Dr. Margaret Betts, Sinai- Grace Detroit, discussed the need for getting vegetable based protein and water and how most diseases are related to what people eat. Someone who is malnourished, diabetic or suffering from hypertension is more likely to be vulnerable to complications from Covid-19. Dr. Betts stressed that educating her patients to eat a healthier plant based diet was crucial in their long term health.


Alicia Candi Wallace Franklin, a licensed master gardener at CWO Farms, said “the best way to resolve the issue was to teach people how to plant their own gardens and grow their own vegetables.” Her goal is to empower local Detroit residents to grow their own produce.


“All around the world we see people moving from rural to urban communities.
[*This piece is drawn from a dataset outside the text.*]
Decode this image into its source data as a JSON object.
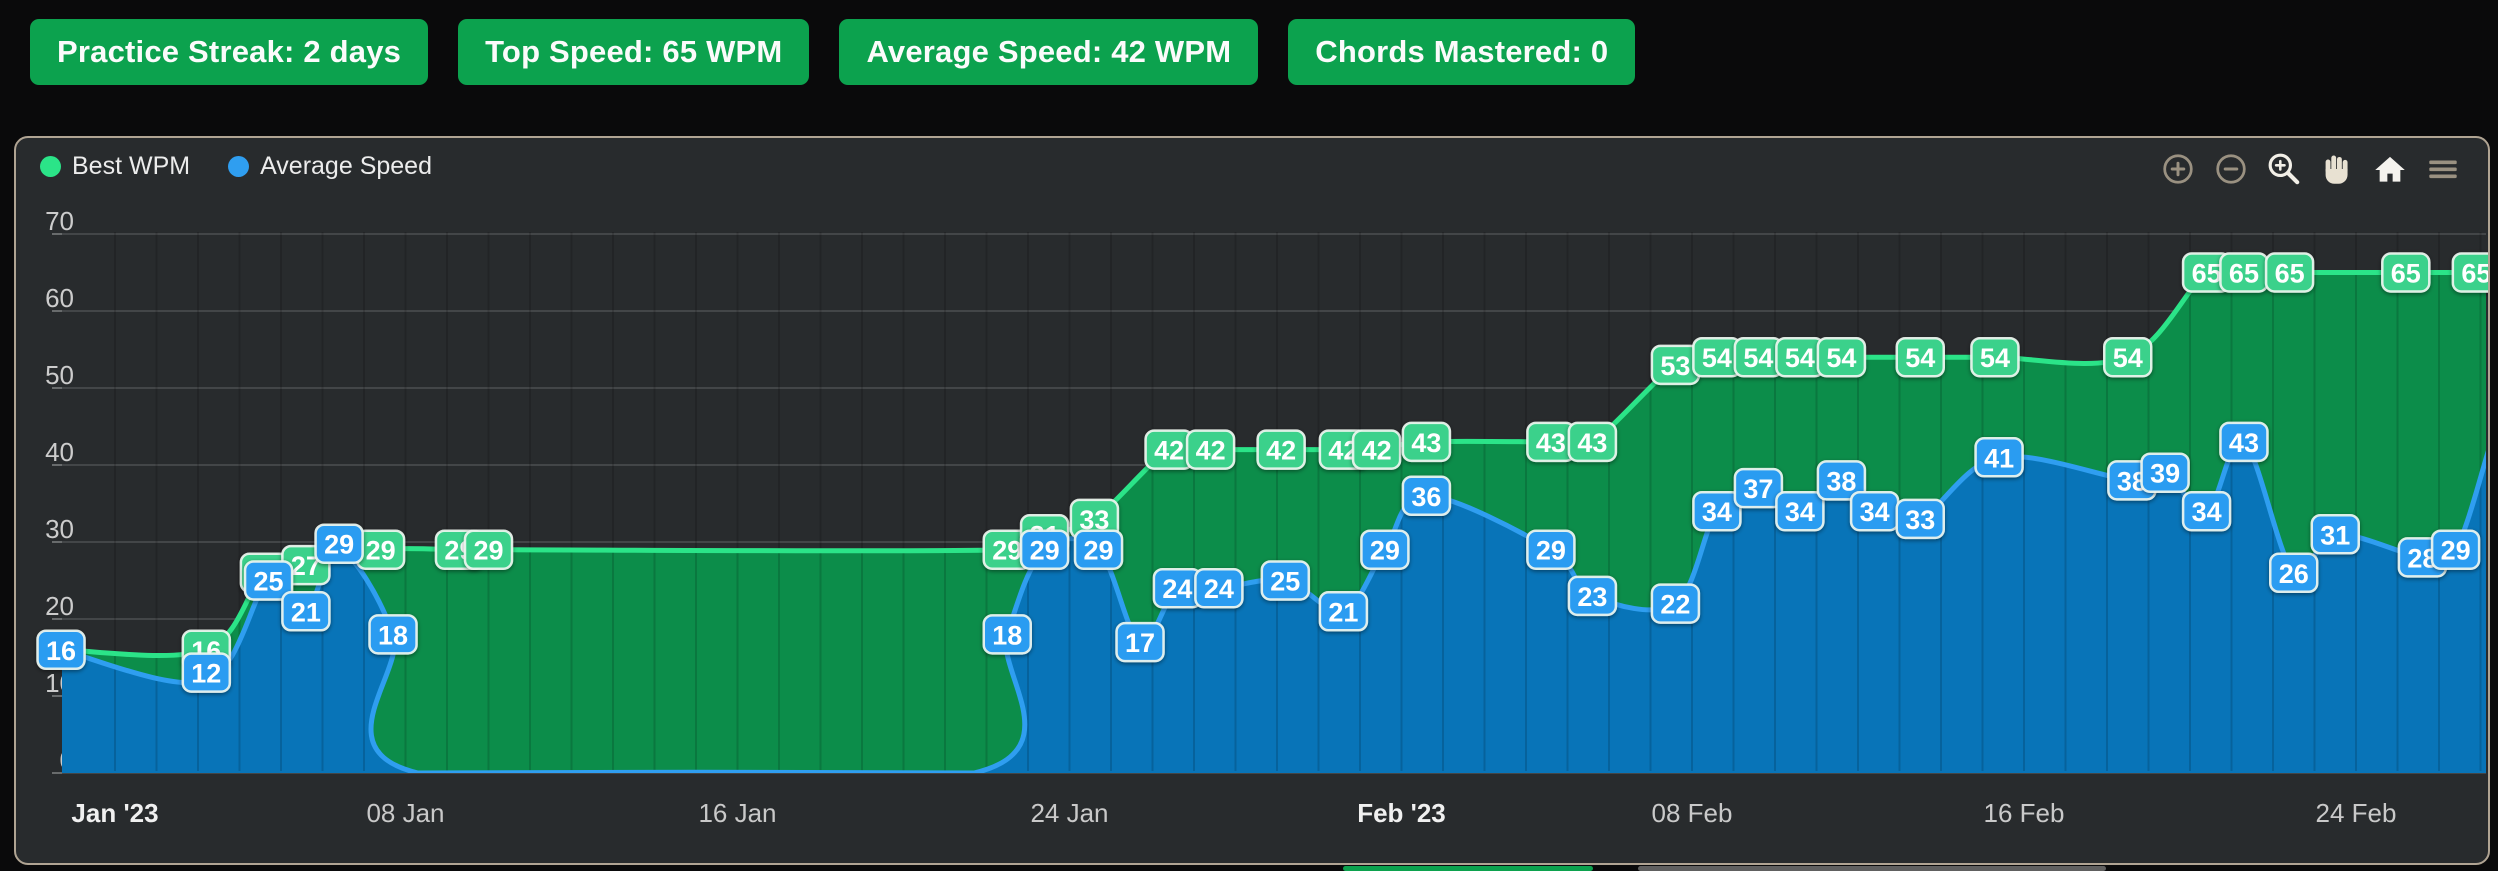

There is this almost universal feeling that someone in a city is more sophisticated, smarter, or has more value than someone living and working the land,” Malik Yakani, Executive Director of Detroit Black Community Food Security Network said. “Especially in the black community where we are rooted in a history or being enslaved to work the land. We seem to only be able to view farming from that lens. We don’t see farming as a high value profession.” Yakani advocated for eating locally grown nutritional food. In addition to the Detroit Black Community Food Security Network, Yakani is promoting the Detroit People’s Co-op. This is a community owned grocery store. Unlike chain grocery stores, a Co-Op is owned and operated by its members.


When someone lives somewhere that is already considered a food desert (an area in which it is difficult to buy affordable or good-quality fresh food) and the United States has stopped importing food because of the pandemic, people are more vulnerable to food insecurity than ever before. Feeding America, a leading non-profit who fights food insecurity in the US, reports that prior to Covid-19 the rate of Food Insecurity in Wayne County was 17.3% and projects that it is now 22%.


Jamii Tata, Firehouse Garden, is shaping young people by bringing them to the grocery store and teaching them how to shop. “I work with so many young men who are going to the grocery store at the first time at the age of 30,” Tata said. “I think it is important for them to learn how far the dollar will stretch. Once you learn how to grow your own food it allows you to become an entrepreneur.”


Dr. Betts responded, “A person’s taste in food is developed by the age of 15.” She stressed, “We need to drastically change the way we think about food.”


Yakini added, “...while we’re building a resilient local food system we need to be fighting poverty on every level.”